On Writing: A Memoir of the Craft by Stephen King
I picked up Stephen King’s On Writing as a part of my continual “professional development,” training myself to be a better writer. Though King talks about how maligned he is by critics, none of that snobbery was to be found in my creative writing program. He was spoken of with admiration and envy, especially concerning how prolific he is. I read and enjoyed The Shining as an assignment for an MA class, and have seen several of the many movies based on King’s books, along with most Americans. Many of the things he says about story being most important, about letting characters take the lead and direct the story, about sentences and paragraphs, about good reading fueling good writing, were things that I’d heard before in my program, but which are good to remind yourself of every once in a while.

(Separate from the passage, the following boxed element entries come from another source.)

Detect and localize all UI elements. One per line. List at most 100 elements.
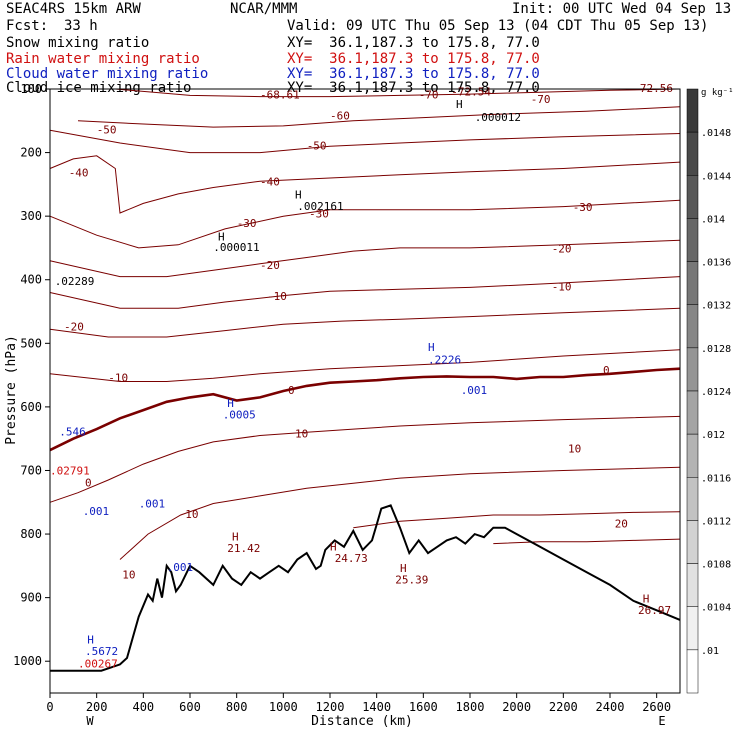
field-xy-cloud-ice: XY= 36.1,187.3 to 175.8, 77.0	[287, 80, 540, 96]
contour-annotation: -70	[531, 93, 551, 106]
contour-annotation: H	[428, 341, 435, 354]
colorbar-swatch	[686, 304, 699, 349]
contour-annotation: -40	[69, 167, 89, 180]
y-tick-label: 900	[20, 591, 42, 605]
x-tick-label: 1200	[316, 700, 345, 714]
contour-annotation: -70	[419, 89, 439, 102]
y-tick-label: 600	[20, 400, 42, 414]
temperature-contour-3	[49, 155, 681, 214]
colorbar-label: .01	[701, 646, 719, 657]
west-label: W	[86, 714, 94, 728]
contour-annotation: .02791	[50, 464, 90, 477]
temperature-contour-1	[77, 106, 681, 128]
y-tick-label: 400	[20, 273, 42, 287]
contour-annotation: .2226	[428, 354, 461, 367]
y-tick-label: 1000	[13, 654, 42, 668]
contour-annotation: H	[295, 188, 302, 201]
field-xy-snow: XY= 36.1,187.3 to 175.8, 77.0	[287, 35, 540, 51]
contour-annotation: .001	[139, 497, 166, 510]
contour-annotation: 26.97	[638, 604, 671, 617]
colorbar-label: .0136	[701, 258, 731, 269]
temperature-contour-12	[353, 511, 681, 529]
valid-time: Valid: 09 UTC Thu 05 Sep 13 (04 CDT Thu …	[287, 18, 709, 34]
model-title: SEAC4RS 15km ARW	[6, 1, 141, 17]
temperature-contour-9	[49, 367, 681, 452]
contour-annotation: H	[330, 541, 337, 554]
colorbar-swatch	[686, 131, 699, 176]
contour-annotation: .001	[461, 384, 488, 397]
contour-annotation: -30	[573, 201, 593, 214]
y-tick-label: 100	[20, 82, 42, 96]
colorbar-label: .014	[701, 214, 725, 225]
colorbar-swatch	[686, 261, 699, 305]
x-tick-label: 2000	[502, 700, 531, 714]
contour-annotation: .001	[83, 505, 110, 518]
contour-annotation: -50	[307, 139, 327, 152]
contour-annotation: .546	[59, 426, 86, 439]
plot-frame	[49, 88, 681, 694]
temperature-contour-5	[49, 239, 681, 278]
colorbar-swatch	[686, 88, 699, 133]
contour-annotation: 10	[295, 427, 308, 440]
contour-annotation: 24.73	[335, 552, 368, 565]
temperature-contour-2	[49, 129, 681, 154]
y-tick-label: 500	[20, 336, 42, 350]
colorbar-label: .0132	[701, 301, 731, 312]
colorbar-swatch	[686, 563, 699, 607]
contour-annotation: .02289	[55, 275, 95, 288]
init-time: Init: 00 UTC Wed 04 Sep 13	[512, 1, 732, 17]
contour-annotation: 25.39	[395, 574, 428, 587]
contour-annotation: H	[456, 98, 463, 111]
temperature-contour-6	[49, 276, 681, 309]
east-label: E	[658, 714, 665, 728]
contour-annotation: H	[218, 230, 225, 243]
contour-annotation: H	[232, 530, 239, 543]
forecast-hour: 33 h	[64, 18, 98, 34]
colorbar-swatch	[686, 649, 699, 694]
contour-annotation: -20	[260, 259, 280, 272]
temperature-contour-11	[119, 466, 681, 560]
contour-annotation: 21.42	[227, 542, 260, 555]
x-tick-label: 1000	[269, 700, 298, 714]
contour-annotation: -40	[260, 176, 280, 189]
temperature-contour-0	[115, 88, 681, 98]
contour-annotation: -72.54	[451, 85, 491, 98]
x-tick-label: 600	[179, 700, 201, 714]
field-name-cloud-water: Cloud water mixing ratio	[6, 66, 209, 82]
contour-annotation: -30	[237, 217, 257, 230]
contour-annotation: -10	[267, 290, 287, 303]
y-tick-label: 700	[20, 463, 42, 477]
x-tick-label: 1600	[409, 700, 438, 714]
contour-annotation: -30	[309, 207, 329, 220]
y-tick-label: 200	[20, 146, 42, 160]
contour-annotation: H	[400, 562, 407, 575]
contour-annotation: 0	[85, 476, 92, 489]
field-name-rain: Rain water mixing ratio	[6, 51, 200, 67]
contour-annotation: -20	[64, 321, 84, 334]
colorbar-label: .0104	[701, 603, 731, 614]
colorbar-label: .012	[701, 430, 725, 441]
colorbar-swatch	[686, 433, 699, 478]
x-tick-label: 0	[46, 700, 53, 714]
contour-annotation: 0	[603, 364, 610, 377]
contour-annotation: -50	[97, 124, 117, 137]
colorbar-label: .0112	[701, 516, 731, 527]
y-tick-label: 800	[20, 527, 42, 541]
contour-annotation: 20	[615, 518, 628, 531]
contour-annotation: .000012	[475, 111, 521, 124]
x-tick-label: 400	[132, 700, 154, 714]
contour-annotation: 0	[288, 384, 295, 397]
contour-annotation: .002161	[297, 200, 343, 213]
temperature-contour-7	[49, 307, 681, 338]
colorbar-label: .0124	[701, 387, 731, 398]
contour-annotation: -10	[108, 372, 128, 385]
temperature-contour-10	[49, 415, 681, 503]
y-axis-title: Pressure (hPa)	[4, 335, 19, 445]
x-tick-label: 2400	[596, 700, 625, 714]
temperature-contour-4	[49, 199, 681, 249]
colorbar-swatch	[686, 175, 699, 219]
forecast-label: Fcst:	[6, 18, 49, 34]
contour-annotation: -10	[552, 281, 572, 294]
colorbar-label: .0108	[701, 560, 731, 571]
y-tick-label: 300	[20, 209, 42, 223]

It was gratifying to read King expressing sentiments about good writing that I agree with and that I’ve even expressed here. He says that characters should be described once, and not in meticulous detail; my rant against repeated, overly detailed, and sexualized character descriptions can be found here. He cautions that research shouldn’t overwhelm the story, something that I fear might have happened to the Earth’s Children series.
Only about about a third to a half of the book is about nuts-and-bolts writing advice. A good portion of the first part is a memoir of King’s childhood, and the ending is about the effects of the car accident that nearly killed him. He has some interesting stories to tell about his life, but readers focused primarily on learning craft would be justified in concentrating on the middle section of the volume.